Disc 5 (more improvising ensemble) is the most polarised and chaotic yet, offering challenge and relief in similar measure. Like the portmanteau title, ‘Ontetradecagon’ is a bastard hybrid of myriad components: frenzied ensemble, parping wind sections and an array of electronic effects in a convoluted man-machine monstrosity. The musicians were stationed in different parts of the auditorium for this live performance and it shows. By contrast, ‘Artifacts of Translation’ – closer to the pieces on disc 2 – is a sluggish stew of slowly revolving bodies: 27 to be precise with a melodica as the structural keystone. Rolling kettle drums and deep woodwind blows follow this arduous, snails-pace trajectory. The five ‘Fragments, Splinters and Shards’ completing the set will be predictable to hardy listeners and are the closest efforts on show to live aktion musique concrète: brittle collages of acousmatic sounds arranged to stimulate one form of unease or another. They are also the earliest recordings of the set and tidily bring events full circle.

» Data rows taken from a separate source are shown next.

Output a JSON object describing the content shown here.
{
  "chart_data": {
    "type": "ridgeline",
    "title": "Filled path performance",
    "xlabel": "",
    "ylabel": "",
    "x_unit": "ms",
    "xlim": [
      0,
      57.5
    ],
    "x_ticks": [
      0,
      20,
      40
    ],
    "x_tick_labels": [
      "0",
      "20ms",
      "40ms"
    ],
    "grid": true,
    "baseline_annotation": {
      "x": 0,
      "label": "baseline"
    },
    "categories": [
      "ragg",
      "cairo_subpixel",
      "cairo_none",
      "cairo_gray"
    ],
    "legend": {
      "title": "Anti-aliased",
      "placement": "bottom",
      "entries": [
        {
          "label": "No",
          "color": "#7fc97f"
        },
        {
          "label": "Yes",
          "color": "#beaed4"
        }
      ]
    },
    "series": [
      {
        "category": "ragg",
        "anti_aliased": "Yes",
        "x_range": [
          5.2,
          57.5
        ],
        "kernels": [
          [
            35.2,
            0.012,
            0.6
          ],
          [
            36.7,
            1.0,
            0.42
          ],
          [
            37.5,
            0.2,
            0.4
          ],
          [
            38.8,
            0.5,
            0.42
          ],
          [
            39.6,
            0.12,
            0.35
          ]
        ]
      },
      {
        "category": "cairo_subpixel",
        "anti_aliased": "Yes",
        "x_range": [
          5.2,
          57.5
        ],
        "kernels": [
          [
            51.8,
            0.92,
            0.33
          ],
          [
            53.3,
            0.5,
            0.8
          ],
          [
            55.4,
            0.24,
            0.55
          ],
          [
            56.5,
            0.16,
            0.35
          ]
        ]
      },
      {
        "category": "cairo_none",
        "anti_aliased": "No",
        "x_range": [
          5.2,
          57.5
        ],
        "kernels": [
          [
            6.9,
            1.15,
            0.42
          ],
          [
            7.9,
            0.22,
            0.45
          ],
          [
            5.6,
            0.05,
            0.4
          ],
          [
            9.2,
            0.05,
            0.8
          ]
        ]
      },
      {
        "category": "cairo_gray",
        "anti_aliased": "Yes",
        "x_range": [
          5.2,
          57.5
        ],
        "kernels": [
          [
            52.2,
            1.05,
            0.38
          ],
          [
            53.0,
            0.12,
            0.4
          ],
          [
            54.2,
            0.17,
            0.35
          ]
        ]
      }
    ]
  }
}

Congratulations (of a sort) for reading it this far or, equally, kudos for skipping. These notes may be more superfluous than a skim through the goods at Bandcamp, but they are a personal processing of a substantial body of work – itself a procession of processes from this mercurial practitioner – in which no rock nor role is left unturned (I could have sworn the presence of compatriots Chris Abrahams and Erik Griswold on two of the above tracks) and although the notes depict an extensive work in progress from a decade point three in Pateras’ career, nowhere does this incompletion sound like sketches or leftovers. That said, further consideration into how the collaborators, compositional systems and recording situations influenced these outcomes may be helpful, but let’s simply revel in the mystery for now. How one experiences any given part might depend as much on the day of the week as their personal predilections, but anyone who’s read is probably not the sort to simply take someone else’s word for it.